Wernigerode ( ru ). Mit 26 Kandidaten zieht Die Linke in den Wahlkampf. Alle zehn Stadtratsmitglieder treten am 7. Juni wieder an, hinzu kommen 13 parteilose Frauen und Männer. " Wir hatten noch nie so viel Kandidaten aufgestellt ", sagte Pressesprecher Christian Härtel nach der Wahlversammlung am Sonnabend im Harzer Kultur- und Kongresshotel.

Besonders erfreulich sei ebenso, dass hinter Spitzenkandidat Dieter Kabelitz ( Fraktionsvorsitzender ) mit der Hochschulprofessorin Dr.
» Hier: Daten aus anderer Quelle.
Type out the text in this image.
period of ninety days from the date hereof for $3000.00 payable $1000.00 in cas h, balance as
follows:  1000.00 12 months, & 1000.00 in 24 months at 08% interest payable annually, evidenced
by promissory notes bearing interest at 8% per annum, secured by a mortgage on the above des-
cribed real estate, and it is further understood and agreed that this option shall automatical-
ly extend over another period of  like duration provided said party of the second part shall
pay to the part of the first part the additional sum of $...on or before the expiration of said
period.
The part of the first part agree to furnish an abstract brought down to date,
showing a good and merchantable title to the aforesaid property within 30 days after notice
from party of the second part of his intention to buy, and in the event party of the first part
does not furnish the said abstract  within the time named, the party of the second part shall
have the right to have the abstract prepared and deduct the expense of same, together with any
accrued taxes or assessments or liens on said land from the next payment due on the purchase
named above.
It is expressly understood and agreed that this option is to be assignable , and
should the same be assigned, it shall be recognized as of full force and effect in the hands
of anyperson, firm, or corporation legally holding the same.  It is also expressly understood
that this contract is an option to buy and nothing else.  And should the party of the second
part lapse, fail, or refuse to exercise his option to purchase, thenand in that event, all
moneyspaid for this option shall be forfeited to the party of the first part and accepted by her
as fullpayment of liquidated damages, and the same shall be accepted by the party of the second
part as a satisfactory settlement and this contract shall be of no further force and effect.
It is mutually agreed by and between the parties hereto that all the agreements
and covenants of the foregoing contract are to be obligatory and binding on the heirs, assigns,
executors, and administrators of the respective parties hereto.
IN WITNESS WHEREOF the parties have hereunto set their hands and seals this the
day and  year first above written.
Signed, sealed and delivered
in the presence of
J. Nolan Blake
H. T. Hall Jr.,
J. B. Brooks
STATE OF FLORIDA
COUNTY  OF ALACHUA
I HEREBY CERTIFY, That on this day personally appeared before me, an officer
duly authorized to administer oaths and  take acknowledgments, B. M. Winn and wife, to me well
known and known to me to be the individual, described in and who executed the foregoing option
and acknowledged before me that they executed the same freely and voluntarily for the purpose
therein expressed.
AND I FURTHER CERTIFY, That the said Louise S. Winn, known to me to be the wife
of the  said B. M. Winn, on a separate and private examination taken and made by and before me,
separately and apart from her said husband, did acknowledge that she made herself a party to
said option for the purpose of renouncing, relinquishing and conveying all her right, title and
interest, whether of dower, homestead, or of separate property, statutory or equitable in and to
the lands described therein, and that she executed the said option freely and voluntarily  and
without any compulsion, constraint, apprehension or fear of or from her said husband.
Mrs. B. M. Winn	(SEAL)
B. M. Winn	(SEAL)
Gisela Holicki und Ingetraut Schenkel zwei Frauen auf den Listenplätzen folgen und insgesamt der Frauenanteil mit acht Kandidatinnen noch " nie so hoch war ". Wernigerodes Stadtverbandsvorsitzender

Thomas Schönfelder hob die " gute Mischung " aus Arbeitnehmern, Gewerkschaftern, Selbständigen und ehrenamtlich Engagierten in Vereinen der Stadt hervor.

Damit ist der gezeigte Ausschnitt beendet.